]> git.ipfire.org Git - thirdparty/linux.git/commitdiff
rhashtable: drop ht->mutex in rhashtable_free_and_destroy()
authorMikhail Gavrilov <mikhail.v.gavrilov@gmail.com>
Wed, 22 Apr 2026 21:33:49 +0000 (02:33 +0500)
committerHerbert Xu <herbert@gondor.apana.org.au>
Tue, 5 May 2026 08:12:06 +0000 (16:12 +0800)
rhashtable_free_and_destroy() is a single-shot teardown routine:
cancel_work_sync() has already quiesced the deferred rehash worker, and
the function's documented contract requires the caller to guarantee no
other concurrent access to the rhashtable. Under those conditions
ht->mutex is not protecting anything -- taking it is a leftover from
the original teardown path.

That leftover is actively harmful: it closes a circular lock-class
dependency with fs_reclaim. The deferred rehash worker takes ht->mutex
and then allocates GFP_KERNEL memory in bucket_table_alloc(),
establishing

    &ht->mutex  ->  fs_reclaim

After commit b32c4a213698 ("xattr: add rhashtable-based simple_xattr
infrastructure") introduced simple_xattr_ht_free(), which calls
rhashtable_free_and_destroy(), the simple_xattrs teardown became
reachable from evict() under the dcache shrinker. The subsequent
per-subsystem adaptations made the reverse edge concrete in three
independent code paths:

  * commit 52b364fed6e1 ("shmem: adapt to rhashtable-based simple_xattrs with lazy allocation")
  * commit 5bd97f5c5f24 ("kernfs: adapt to rhashtable-based simple_xattrs with lazy allocation")
  * commit 50704c391fbf ("pidfs: adapt to rhashtable-based simple_xattrs")

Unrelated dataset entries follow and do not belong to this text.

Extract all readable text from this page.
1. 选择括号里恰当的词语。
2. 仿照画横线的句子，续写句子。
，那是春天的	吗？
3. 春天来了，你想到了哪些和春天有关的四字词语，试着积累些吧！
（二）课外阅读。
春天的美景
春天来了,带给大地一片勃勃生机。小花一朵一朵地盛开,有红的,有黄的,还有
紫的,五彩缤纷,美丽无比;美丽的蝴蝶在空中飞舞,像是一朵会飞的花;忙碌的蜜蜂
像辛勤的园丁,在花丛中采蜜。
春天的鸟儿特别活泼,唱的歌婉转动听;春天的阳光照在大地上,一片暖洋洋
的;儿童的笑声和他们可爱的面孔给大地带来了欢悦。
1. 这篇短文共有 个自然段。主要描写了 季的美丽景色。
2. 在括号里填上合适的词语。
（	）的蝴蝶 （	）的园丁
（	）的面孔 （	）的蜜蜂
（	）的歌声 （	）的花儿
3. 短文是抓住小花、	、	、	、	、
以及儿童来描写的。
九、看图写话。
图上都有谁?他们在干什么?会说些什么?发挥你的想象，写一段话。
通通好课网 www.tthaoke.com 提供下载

Any of the three closes the cycle

    fs_reclaim  ->  &ht->mutex

which lockdep reports as follows. This particular splat was observed
organically on a workstation kernel built from vfs-7.1-rc1.xattr at
~35h uptime under normal mixed workload, with CONFIG_PROVE_LOCKING=y.
The path happens to go through kernfs:

  WARNING: possible circular locking dependency detected
  7.0.0-faeab166167f-with-fixes-v1+ #191 Tainted: G     U
  kswapd0/243 is trying to acquire lock:
  ffff8882e475c0f8 (&ht->mutex){+.+.}-{4:4},
    at: rhashtable_free_and_destroy+0x36/0x740
  but task is already holding lock:
  ffffffffa8ad1d00 (fs_reclaim){+.+.}-{0:0},
    at: balance_pgdat+0x995/0x1600

  the existing dependency chain (in reverse order) is:

  -> #1 (fs_reclaim){+.+.}-{0:0}:
         __lock_acquire+0x506/0xbf0
         lock_acquire.part.0+0xc7/0x280
         fs_reclaim_acquire+0xd9/0x130
         __kvmalloc_node_noprof+0xcd/0xb40
         bucket_table_alloc.isra.0+0x5a/0x440
         rhashtable_rehash_alloc+0x4e/0xd0
         rht_deferred_worker+0x14b/0x440
         process_one_work+0x8fd/0x16a0
         worker_thread+0x601/0xff0
         kthread+0x36b/0x470
         ret_from_fork+0x5bf/0x910
         ret_from_fork_asm+0x1a/0x30

  -> #0 (&ht->mutex){+.+.}-{4:4}:
         check_prev_add+0xdb/0xce0
         validate_chain+0x554/0x780
         __lock_acquire+0x506/0xbf0
         lock_acquire.part.0+0xc7/0x280
         __mutex_lock+0x1b2/0x2550
         rhashtable_free_and_destroy+0x36/0x740
         kernfs_put.part.0+0x119/0x570
         evict+0x3b6/0x9c0
         __dentry_kill+0x181/0x540
         shrink_dentry_list+0x135/0x440
         prune_dcache_sb+0xdb/0x150
         super_cache_scan+0x2ff/0x520
         do_shrink_slab+0x35a/0xee0
         shrink_slab_memcg+0x457/0x950
         shrink_slab+0x43b/0x550
         shrink_one+0x31a/0x6f0
         shrink_many+0x31e/0xc80
         shrink_node+0xeb3/0x14a0
         balance_pgdat+0x8ed/0x1600
         kswapd+0x2f3/0x530
         kthread+0x36b/0x470
         ret_from_fork+0x5bf/0x910
         ret_from_fork_asm+0x1a/0x30

   Possible unsafe locking scenario:

         CPU0                    CPU1
         ----                    ----
    lock(fs_reclaim);
                                 lock(&ht->mutex);
                                 lock(fs_reclaim);
    lock(&ht->mutex);

Note that lockdep tracks lock classes, not instances: the two
&ht->mutex sites are on different rhashtable objects (the deferred
worker was triggered by some unrelated rhashtable growth), but because
rhashtable_init() uses a single static lockdep key for all rhashtables,
this is a real class-level cycle. Once reported, lockdep disables
itself for the remainder of the boot, masking any subsequent locking
bugs.

Drop the mutex. After cancel_work_sync() the rehash worker is quiesced
and, per this function's contract, no other concurrent access is
possible; the tables are therefore owned exclusively by this function
and can be walked without any lock held.

Switch the table walks from rht_dereference() (which requires
ht->mutex to be held under CONFIG_PROVE_RCU) to rcu_dereference_raw(),
which has no lockdep annotation. rht_ptr_exclusive() already uses
rcu_dereference_protected(p, 1) and needs no change.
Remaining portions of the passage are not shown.